Rather than overriding those definitions, you could alter those settings in the init method for your form.
So as an alternative (not in addition to!) you could do something like:

class CreateUserForm(UserCreationForm):
    def __init__(self, *args, **kwargs):
        super().__init__(*args, **kwargs)
        self.fields["username"].widget.attrs["placeholder"] = "Type in username"
        self.fields["email"].widget.attrs["placeholder"] = "Type in email"

And, if you wanted to stay with the “dictionary”-style settings, you could code this as a loop to iterate through your configuration settings to override the corresponding elements in the form.
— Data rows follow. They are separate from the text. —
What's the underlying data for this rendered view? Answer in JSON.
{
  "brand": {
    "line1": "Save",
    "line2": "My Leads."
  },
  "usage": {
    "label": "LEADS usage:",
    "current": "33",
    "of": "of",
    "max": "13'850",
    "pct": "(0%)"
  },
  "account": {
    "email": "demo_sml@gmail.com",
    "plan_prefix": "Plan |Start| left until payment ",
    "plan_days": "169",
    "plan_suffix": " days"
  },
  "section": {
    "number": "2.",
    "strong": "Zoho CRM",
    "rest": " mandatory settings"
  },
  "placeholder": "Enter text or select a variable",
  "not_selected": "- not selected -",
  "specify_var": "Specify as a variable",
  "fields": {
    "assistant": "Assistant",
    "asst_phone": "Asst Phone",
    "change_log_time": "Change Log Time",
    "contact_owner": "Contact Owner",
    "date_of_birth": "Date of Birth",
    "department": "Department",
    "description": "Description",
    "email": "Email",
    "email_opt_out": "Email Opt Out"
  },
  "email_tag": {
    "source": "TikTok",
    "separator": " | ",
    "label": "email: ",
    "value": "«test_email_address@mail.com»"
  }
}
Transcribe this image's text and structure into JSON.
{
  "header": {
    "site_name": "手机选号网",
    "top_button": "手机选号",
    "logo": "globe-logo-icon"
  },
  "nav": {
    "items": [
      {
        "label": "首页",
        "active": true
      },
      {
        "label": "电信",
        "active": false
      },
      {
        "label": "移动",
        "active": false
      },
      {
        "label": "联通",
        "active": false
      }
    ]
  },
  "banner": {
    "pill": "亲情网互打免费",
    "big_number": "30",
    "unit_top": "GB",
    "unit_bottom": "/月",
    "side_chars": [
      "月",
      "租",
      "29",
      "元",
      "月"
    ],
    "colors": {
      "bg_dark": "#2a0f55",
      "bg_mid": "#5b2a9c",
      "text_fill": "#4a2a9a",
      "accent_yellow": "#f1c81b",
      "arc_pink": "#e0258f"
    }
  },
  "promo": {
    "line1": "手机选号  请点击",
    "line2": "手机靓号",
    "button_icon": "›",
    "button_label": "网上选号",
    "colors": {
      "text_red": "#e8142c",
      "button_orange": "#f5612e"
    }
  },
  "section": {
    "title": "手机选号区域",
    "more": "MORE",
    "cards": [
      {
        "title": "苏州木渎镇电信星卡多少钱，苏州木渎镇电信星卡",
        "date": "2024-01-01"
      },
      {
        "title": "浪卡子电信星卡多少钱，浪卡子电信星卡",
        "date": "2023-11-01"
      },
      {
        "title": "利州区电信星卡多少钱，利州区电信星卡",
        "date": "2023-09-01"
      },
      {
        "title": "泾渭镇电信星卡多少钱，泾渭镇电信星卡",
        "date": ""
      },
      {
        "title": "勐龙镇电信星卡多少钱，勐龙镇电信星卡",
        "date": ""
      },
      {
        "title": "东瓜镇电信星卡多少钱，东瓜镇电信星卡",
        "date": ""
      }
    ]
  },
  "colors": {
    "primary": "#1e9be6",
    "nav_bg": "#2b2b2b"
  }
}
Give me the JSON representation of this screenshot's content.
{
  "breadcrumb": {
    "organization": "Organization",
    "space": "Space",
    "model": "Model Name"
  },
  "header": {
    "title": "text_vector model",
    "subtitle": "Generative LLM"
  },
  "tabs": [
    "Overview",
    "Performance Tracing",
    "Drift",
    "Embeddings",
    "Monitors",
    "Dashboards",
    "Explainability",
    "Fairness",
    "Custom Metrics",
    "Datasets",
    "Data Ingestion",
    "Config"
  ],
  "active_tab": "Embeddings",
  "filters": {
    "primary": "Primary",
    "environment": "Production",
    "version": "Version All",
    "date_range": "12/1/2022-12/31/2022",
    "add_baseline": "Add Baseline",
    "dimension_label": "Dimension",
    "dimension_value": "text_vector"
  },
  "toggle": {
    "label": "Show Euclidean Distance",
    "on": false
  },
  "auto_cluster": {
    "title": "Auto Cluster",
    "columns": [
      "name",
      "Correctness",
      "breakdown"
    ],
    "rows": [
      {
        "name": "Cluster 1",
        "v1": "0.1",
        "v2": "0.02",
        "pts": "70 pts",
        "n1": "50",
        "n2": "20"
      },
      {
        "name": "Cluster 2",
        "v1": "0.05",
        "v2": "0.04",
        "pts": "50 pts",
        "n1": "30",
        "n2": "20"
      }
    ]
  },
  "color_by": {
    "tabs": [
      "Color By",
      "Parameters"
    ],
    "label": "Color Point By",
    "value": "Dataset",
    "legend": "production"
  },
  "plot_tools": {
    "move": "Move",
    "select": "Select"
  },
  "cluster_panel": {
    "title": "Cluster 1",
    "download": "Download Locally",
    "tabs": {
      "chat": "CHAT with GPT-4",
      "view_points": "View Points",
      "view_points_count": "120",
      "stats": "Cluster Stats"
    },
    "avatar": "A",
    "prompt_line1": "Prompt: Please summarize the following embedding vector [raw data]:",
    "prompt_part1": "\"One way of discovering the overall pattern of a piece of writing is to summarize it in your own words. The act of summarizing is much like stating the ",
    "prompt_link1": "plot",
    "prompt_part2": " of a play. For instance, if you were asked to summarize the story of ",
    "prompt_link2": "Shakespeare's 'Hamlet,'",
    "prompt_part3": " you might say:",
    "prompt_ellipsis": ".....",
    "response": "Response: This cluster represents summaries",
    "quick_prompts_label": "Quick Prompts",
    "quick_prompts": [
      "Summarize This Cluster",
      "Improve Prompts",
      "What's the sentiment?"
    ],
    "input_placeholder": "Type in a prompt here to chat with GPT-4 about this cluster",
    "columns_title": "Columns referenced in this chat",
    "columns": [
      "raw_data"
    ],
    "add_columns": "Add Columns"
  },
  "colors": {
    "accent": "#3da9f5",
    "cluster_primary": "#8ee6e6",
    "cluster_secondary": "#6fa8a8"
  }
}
The key point here, though, is that you can’t use the “Meta: widgets” method to override settings on explicitly-defined form fields.

Ken

Hi @KenWhitesell !

Thank you for your answer, I tried this way as I prefer to loop through each field :

    class SignupForm(UserCreationForm):
    def __init__(self, *args, **kwargs):
        super().__init__(*args,**kwargs)
        for field in self.fields :
            field.widget.attrs["class"] = "formField" 

But I get :

field.widget.attrs["class"] = "formField"
AttributeError: 'str' object has no attribute 'widget'

How can I loop through each fields in order to change their class attribute ?

Thank you in advance

In the context of a form, self.fields is a dict.

Iterating over a dict (for field in self.fields) gives you the keys of the dict, not a reference to the entity itself.

In other words, assume a single field in the form named ‘name’.

for field in self.fields:
    print(field)

will print name, not an object reference to the form field.

This gives you a couple different options:

for field_id in self.fields:
    field = self.fields[field_id]

or

for field in self.fields.values():
    # Do something with `field`, but you don't have access to the name.

or

for field_id, field in self.fields.items():
    # Iterates over the tuple of (field_id, field) 
    # such that field = self.fields[field_id]

For more information, see the Python documentation on Dictionaries and the Mapping type - Dict API docs.

Ken

HI @KenWhitesell !

Thanks again,

Here is my code updated :

    class SignupForm(UserCreationForm):
    def __init__(self, *args, **kwargs):
        super().__init__(*args,**kwargs)
        for field in self.fields.values() :
            field.widget.attrs["class"] = "form_element"

    class Meta:
        model = User
        fields = ["username", "email", "password1", "password2"]

Yet, I don’t understand why Django doesn’t render labels as :

<label>A label</label>

But instead :

    <form id="signupForm" action="/account/signup" method="POST">
    <input type="hidden" name="csrfmiddlewaretoken" value="bARi0NjLFVJB1QUP800ldI5NO2m2eYhhNkqj1Zi5a9XIubQP9usW94mW9FB01I3g">

    Username
    <input type="text" name="username" maxlength="150" autofocus class="form_element" required id="id_username">

    Email address
    <input type="email" name="email" maxlength="254" class="form_element" id="id_email">

    Password
    <input type="password" name="password1" autocomplete="new-password" class="form_element" required id="id_password1">

    Password confirmation
    <input type="password" name="password2" autocomplete="new-password" class="form_element" required id="id_password2">

    <input type="submit" value="Sign Up">
    </form>

It’s because you’re manually rendering the label field.
If you just render the form field, it will render both the label and the input field. When you render the label component directly, that’s Django giving you the option to render that label other than (just) with the label tags. (You’re overriding the default behavior.)